Additionally, this week’s non-tech cuts come at a time when pockets of the economy are still struggling with staff shortages.

As 3M chief financial officer Monish Patolawala said on a call with analysts on Tuesday, labor shortages for nurses continue to plague the medical system. For 3M, this translated into slower growth in its medical solutions segment in the fourth quarter due to fewer elective procedures.

In some ways, these exceptional shortages are likely reinforcing the resolve of management teams that now is the time to cut staff.

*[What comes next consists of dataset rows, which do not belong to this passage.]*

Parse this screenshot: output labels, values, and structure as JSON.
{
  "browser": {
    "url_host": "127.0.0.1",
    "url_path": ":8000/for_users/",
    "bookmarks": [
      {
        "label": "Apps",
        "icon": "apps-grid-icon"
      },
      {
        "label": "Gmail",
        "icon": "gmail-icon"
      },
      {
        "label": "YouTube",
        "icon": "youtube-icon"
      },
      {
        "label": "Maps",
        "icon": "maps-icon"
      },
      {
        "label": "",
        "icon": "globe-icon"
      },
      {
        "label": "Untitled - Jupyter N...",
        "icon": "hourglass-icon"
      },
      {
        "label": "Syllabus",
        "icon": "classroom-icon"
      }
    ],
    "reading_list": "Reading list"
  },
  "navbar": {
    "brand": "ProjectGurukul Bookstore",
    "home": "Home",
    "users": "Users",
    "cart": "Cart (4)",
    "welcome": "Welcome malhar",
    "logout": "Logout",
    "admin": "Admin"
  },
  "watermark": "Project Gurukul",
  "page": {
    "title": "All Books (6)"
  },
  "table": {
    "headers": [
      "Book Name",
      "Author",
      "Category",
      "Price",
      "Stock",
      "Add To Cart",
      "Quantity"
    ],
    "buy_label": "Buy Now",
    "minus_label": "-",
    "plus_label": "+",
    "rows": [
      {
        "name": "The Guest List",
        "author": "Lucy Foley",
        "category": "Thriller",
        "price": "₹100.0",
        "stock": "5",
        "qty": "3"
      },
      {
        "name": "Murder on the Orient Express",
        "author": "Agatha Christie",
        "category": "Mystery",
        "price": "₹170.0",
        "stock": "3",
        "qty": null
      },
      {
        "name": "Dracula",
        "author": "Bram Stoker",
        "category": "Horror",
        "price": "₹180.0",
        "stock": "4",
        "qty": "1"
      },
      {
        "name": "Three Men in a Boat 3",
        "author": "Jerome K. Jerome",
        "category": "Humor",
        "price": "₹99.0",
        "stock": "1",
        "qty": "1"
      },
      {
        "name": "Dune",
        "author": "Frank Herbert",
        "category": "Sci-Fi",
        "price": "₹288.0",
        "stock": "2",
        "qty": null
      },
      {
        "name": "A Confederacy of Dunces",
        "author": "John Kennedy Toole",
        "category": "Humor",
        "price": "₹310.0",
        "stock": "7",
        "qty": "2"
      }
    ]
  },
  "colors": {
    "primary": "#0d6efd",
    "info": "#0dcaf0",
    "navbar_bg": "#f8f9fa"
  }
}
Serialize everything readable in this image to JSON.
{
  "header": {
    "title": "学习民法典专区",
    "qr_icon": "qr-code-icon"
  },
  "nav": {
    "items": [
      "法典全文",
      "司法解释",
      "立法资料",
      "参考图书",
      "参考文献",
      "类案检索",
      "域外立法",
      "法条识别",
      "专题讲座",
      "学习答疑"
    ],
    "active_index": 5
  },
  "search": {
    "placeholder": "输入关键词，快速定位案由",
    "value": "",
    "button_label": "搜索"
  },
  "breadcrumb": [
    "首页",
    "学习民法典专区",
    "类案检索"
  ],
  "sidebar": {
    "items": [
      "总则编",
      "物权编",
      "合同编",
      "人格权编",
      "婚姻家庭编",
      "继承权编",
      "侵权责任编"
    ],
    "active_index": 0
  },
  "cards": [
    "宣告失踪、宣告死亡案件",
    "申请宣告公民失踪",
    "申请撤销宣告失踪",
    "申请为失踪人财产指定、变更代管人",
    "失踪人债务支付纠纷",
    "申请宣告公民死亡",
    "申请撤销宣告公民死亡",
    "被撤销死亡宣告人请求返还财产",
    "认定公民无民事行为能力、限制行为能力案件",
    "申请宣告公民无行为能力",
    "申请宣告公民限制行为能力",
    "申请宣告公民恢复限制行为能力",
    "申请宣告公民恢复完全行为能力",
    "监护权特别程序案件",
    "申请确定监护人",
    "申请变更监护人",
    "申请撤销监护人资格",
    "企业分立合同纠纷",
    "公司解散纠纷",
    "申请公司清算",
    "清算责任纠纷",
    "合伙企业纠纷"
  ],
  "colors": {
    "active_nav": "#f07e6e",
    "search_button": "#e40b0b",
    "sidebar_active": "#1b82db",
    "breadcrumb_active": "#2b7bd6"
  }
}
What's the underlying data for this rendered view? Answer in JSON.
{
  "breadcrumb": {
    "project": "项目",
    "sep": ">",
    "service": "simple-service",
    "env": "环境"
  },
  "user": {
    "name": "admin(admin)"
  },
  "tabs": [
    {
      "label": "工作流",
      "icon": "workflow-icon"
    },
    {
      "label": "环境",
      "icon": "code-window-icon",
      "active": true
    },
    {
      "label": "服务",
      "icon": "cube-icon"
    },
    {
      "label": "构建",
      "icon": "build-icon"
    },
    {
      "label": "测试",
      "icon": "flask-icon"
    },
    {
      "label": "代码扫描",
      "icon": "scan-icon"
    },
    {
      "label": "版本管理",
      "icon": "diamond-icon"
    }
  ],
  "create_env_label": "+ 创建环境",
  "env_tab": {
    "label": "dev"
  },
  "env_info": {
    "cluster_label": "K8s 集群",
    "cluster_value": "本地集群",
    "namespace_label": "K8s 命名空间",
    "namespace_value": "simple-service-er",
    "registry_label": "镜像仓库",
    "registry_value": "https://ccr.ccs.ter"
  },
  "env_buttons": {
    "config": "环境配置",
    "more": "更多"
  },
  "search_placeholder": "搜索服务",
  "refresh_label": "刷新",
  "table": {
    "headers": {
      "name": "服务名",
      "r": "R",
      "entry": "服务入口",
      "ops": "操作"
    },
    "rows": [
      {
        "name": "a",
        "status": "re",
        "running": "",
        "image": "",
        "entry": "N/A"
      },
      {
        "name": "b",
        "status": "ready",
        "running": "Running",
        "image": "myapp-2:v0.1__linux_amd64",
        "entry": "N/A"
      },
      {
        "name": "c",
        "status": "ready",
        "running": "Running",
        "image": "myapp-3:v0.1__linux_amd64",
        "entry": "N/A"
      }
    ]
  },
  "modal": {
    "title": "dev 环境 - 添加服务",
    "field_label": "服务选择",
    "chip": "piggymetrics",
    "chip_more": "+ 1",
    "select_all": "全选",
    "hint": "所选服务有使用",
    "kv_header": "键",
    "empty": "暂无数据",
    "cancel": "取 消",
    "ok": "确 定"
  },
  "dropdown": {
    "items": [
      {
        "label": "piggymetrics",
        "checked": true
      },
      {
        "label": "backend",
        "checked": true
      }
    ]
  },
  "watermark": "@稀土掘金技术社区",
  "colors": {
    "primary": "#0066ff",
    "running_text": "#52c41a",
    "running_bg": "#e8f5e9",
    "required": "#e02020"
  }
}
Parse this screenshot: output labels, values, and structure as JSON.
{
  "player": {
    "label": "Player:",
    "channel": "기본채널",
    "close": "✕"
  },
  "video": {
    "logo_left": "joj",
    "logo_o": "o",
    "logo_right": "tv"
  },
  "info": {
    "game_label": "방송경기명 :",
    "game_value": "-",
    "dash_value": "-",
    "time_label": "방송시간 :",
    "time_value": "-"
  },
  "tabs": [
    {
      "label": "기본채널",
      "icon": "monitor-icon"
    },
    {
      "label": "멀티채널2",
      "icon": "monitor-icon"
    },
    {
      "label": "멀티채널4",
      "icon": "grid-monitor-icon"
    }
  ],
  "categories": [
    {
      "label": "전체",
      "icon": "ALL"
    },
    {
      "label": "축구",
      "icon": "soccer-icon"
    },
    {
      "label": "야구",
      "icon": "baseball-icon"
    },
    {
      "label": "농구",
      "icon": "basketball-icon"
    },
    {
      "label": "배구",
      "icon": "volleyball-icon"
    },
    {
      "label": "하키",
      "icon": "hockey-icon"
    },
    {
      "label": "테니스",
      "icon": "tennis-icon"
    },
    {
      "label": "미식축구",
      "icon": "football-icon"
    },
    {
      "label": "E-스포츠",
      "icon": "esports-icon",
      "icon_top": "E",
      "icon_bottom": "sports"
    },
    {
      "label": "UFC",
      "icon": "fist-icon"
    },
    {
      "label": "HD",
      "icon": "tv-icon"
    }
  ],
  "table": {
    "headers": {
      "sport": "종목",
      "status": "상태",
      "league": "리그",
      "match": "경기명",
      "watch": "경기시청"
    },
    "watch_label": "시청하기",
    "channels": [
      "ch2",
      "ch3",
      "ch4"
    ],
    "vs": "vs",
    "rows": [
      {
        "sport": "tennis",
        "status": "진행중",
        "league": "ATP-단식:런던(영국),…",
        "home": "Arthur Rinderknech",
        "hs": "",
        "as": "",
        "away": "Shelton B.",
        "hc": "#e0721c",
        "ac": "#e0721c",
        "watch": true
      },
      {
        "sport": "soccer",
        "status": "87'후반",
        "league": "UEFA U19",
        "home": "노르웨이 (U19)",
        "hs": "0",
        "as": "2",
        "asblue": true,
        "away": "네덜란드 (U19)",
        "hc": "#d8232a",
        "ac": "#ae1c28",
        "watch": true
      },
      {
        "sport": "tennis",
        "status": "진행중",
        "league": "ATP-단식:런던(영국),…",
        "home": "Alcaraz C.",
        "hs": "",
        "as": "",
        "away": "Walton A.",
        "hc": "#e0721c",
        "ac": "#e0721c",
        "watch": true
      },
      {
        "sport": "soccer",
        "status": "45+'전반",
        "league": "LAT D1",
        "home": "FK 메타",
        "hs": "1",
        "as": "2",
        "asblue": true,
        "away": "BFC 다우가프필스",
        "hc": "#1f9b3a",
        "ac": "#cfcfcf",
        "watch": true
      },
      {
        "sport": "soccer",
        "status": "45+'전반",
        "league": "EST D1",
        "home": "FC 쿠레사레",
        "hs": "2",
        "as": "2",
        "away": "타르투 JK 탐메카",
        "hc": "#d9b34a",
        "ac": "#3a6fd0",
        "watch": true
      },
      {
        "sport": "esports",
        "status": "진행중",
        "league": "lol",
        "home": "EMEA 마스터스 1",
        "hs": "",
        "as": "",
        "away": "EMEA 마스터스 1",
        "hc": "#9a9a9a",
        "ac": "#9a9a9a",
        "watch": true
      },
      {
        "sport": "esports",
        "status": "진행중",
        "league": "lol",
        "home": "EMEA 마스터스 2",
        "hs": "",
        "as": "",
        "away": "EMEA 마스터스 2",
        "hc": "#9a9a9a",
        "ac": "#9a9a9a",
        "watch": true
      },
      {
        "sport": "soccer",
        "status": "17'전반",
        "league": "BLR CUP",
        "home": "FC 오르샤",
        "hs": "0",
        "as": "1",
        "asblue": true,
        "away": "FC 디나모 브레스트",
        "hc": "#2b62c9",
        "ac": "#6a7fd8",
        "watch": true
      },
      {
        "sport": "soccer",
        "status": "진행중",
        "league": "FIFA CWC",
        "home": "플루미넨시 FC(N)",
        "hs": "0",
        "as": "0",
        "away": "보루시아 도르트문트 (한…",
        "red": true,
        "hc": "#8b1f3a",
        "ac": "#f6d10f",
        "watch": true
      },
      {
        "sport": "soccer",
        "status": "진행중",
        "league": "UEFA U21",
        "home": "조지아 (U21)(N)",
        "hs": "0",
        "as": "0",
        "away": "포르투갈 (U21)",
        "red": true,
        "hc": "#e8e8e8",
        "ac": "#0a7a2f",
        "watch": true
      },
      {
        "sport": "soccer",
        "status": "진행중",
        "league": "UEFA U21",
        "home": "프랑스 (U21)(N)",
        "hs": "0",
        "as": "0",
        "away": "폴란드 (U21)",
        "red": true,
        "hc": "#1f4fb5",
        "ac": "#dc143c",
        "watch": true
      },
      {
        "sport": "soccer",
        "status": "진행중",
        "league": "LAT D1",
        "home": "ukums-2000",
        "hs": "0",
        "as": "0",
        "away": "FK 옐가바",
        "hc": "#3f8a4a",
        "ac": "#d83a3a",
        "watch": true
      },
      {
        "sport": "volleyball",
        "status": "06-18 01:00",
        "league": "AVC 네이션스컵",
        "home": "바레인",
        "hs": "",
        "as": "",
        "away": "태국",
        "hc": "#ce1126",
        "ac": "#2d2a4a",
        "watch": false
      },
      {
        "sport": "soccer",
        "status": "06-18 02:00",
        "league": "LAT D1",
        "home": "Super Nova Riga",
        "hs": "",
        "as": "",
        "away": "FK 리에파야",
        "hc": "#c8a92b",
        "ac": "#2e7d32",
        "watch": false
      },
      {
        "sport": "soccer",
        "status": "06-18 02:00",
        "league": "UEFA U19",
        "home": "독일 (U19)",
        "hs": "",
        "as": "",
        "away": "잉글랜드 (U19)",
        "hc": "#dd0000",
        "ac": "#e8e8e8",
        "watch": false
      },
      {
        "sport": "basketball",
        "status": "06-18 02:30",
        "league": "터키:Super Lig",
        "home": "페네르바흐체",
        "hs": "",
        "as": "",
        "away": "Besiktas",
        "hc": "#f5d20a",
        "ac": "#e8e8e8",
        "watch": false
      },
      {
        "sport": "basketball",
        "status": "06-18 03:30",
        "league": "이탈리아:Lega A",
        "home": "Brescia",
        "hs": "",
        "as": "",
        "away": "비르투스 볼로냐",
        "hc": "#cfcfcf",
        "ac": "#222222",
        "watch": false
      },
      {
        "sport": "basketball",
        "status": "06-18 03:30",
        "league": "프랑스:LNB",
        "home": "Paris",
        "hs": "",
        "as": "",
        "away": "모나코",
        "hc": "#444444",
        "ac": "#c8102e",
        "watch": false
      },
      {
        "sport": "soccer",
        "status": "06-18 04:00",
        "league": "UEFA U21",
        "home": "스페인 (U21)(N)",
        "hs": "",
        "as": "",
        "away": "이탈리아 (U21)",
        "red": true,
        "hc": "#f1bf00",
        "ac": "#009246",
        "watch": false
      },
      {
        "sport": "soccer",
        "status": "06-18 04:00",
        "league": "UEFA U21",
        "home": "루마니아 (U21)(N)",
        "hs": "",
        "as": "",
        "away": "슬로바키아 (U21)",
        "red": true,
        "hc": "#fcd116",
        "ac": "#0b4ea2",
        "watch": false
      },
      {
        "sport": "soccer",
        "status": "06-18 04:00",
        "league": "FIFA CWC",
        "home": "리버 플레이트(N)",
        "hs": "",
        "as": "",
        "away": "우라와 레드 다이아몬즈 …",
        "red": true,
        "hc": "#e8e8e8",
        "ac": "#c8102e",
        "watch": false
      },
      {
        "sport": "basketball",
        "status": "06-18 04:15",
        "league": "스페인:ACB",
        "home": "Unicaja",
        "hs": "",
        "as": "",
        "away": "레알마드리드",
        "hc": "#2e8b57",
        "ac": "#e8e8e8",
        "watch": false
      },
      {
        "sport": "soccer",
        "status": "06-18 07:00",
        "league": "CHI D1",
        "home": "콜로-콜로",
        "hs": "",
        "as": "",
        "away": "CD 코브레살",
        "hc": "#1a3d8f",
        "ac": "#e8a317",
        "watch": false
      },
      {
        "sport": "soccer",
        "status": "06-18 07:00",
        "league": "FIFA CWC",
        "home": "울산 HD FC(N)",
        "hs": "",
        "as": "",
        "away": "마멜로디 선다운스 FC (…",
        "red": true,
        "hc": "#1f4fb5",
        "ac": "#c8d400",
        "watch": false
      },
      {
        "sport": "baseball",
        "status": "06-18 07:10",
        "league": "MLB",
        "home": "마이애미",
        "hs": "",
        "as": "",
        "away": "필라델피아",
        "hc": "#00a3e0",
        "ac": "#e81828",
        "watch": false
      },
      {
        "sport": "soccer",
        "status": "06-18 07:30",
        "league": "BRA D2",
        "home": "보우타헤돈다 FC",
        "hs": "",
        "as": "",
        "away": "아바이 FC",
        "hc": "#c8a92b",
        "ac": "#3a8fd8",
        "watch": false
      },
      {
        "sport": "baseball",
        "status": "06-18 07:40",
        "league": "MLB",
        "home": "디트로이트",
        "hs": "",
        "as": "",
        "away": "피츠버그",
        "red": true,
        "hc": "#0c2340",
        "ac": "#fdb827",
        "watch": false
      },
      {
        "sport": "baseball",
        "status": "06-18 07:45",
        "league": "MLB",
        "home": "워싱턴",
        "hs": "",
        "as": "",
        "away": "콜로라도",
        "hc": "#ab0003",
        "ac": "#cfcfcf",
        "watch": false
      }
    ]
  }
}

After all, there is still a lot of demand for workers. Just maybe not for your exact role.

So, as layoff announcements continue to roll out throughout the corporate earnings season over the next few weeks, a line used by Coinbase (COIN) CEO Brian Armstrong to announce the cuts of his own company at the beginning of the month continues to stand out.

“Over the past 10 years, we, along with most tech companies, have focused too much on increasing headcount as a measure of success,” Armstrong wrote. “Particularly in this economic environment, it is important to focus on operational efficiency.”

The challenges facing a company like Coinbase, which sits at the center of a nascent, emotion-driven market, and 3M or Newell, which make things like notebooks, glue, and gauze — among thousands other products in hundreds of end markets – in many ways couldn’t be more different.

But the pool of companies in this country that are publicly traded and subject to pressure from their stock prices and their shareholders is not very large.

And the set of hiring, firing, and acquisition decisions faced by these leadership teams are often more alike than they are different.

So when one CEO says the time is right to “refocus our attention on operational efficiency,” many others will follow. How far this message has traveled will be one of the stories of the year.